From another perspective, I simply made all the wrong choices. I should not have told Amanda how attracted I was to her. I should have kept my distance and not done anything that would make her suspect the intense feelings that I have for her. The decision to live together as suitemates over the summer was ill-conceived. Her proximity had a catalystic effect: my agapic love mutated into complete mania. I wanted her to prove to me that she appreciated my love, not with love in return, but with “thank you’s” and smiles and platonic affection. She could not do this. She feared any kindness in my direction would only fan my intense passion for her. In short, I freaked her out and I nearly lost all hope of her association. Once again, women prove courage and intuitive wisdom: she kept her distance from me as far as possible. The distance and time apart allowed for the passion to die out and for me to wise up.

Wow… so these are the girls of my past. I have been so reckless in my relationships, I’m lucky to still have Amanda as a friend.

Styles of Love

I hope to finish my Assessment Paper for my Capstone class. Moreover, I have to apply for Lambda Pi Eta. Today was the deadline, but I think the Dept. Chair will accept it tomorrow if I give it to him in the morning.

Several days ago, I found the textbook that I bought for my first Interpersonal Communication class. One of the most interesting concepts I learned was the different styles of love. From this perspective, I realized that I truly loved the girls I’ve been in relationships with in the past. I just loved each differently.

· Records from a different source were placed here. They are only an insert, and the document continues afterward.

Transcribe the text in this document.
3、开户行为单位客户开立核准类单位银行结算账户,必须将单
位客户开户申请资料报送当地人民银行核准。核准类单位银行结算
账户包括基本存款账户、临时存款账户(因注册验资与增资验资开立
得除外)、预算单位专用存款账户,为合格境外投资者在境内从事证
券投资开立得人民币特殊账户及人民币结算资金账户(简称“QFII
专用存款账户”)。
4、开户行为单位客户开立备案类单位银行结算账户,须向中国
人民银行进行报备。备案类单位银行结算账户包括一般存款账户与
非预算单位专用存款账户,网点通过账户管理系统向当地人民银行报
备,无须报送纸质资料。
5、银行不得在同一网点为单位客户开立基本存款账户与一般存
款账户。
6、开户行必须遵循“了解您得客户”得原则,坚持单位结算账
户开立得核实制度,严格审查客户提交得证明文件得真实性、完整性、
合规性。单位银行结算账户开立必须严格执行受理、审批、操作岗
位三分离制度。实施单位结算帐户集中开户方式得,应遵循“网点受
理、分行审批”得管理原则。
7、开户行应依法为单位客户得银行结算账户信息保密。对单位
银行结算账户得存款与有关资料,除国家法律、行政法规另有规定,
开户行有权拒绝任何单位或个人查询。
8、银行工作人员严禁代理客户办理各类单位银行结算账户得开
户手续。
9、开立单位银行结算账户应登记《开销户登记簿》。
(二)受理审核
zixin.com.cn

There are three primary and three secondary styles of love. Like the color spectrum, the three primary styles of love blend and form secondary styles. Most of us have a combination of styles. Our styles change through time and are influenced by our lover’s preferences, as well.

Primary
Eros – this style is characterized as powerful, intense and passionate attractions. The love blazes into life suddenly and dramatically. The intensity may include sexual, spiritual, intellectual, or emotional attraction. It is spontaneous and fast-moving. Lovers self-disclose early, can be very sentimental, and fall in love hard and fast.
Storge (store-gay) – this style is characterized as comfortable, steady, and friendship-based. This style of love tends to grow gradually. It is peaceful and stable. Lovers of this style fall in love through common interests, values, and life goals. Storgic lovers don’t get the highs of erotic love, but they don’t have the fiery anger and intense conflicts either.
Ludus – this style is characterized as playful. Ludic lovers see love as a game, full of adventure, challenges, puzzles and fun. They consciously operate on the relationship, (i.e., testing the person’s affection or for certain qualities, playing with the person’s mind, etc.) But, love is not to be taken seriously. Commitment is a no-no. Rather, ludic lovers prefer to play the field and simply enjoy falling in love.

Secondary
Pragma – this style is characterized as practical. It blends the stable, secure love of storge with the conscious strategies of ludus. Pragmatic lovers have clear criteria for partners, such as career, family background, educational level, or religious affiliation. This may seem cold and lacking in passion, but something is overlooked. Practical considerations are the foundation of enduring commitments. These considerations must be satisfied before they let themselves fall in love.
Mania – this style is characterized by madness, uncertainty, and emotional extremes. It combines the passion of eros with ludic rules. Ricky Martin’s song “Living La Vida Loca,” is essentially about the consequences of manic love. Manic lovers are usually not sure that others really love them, so they devise tests and games to evaluate the partner’s commitment. They are obsessive about the relationship and are unable to think about anyone or anything else. Emotional extremes range from euphoric ecstasy to bottomless despair.
Agape – this style is characterized by passion without any expectation of personal gain or return. Agapic lovers feel the intensity of eros and the constancy of storge. They are generous, selfless, and will put a loved one’s happiness ahead of their own. Giving to and loving another is its own reward to an agapic lover.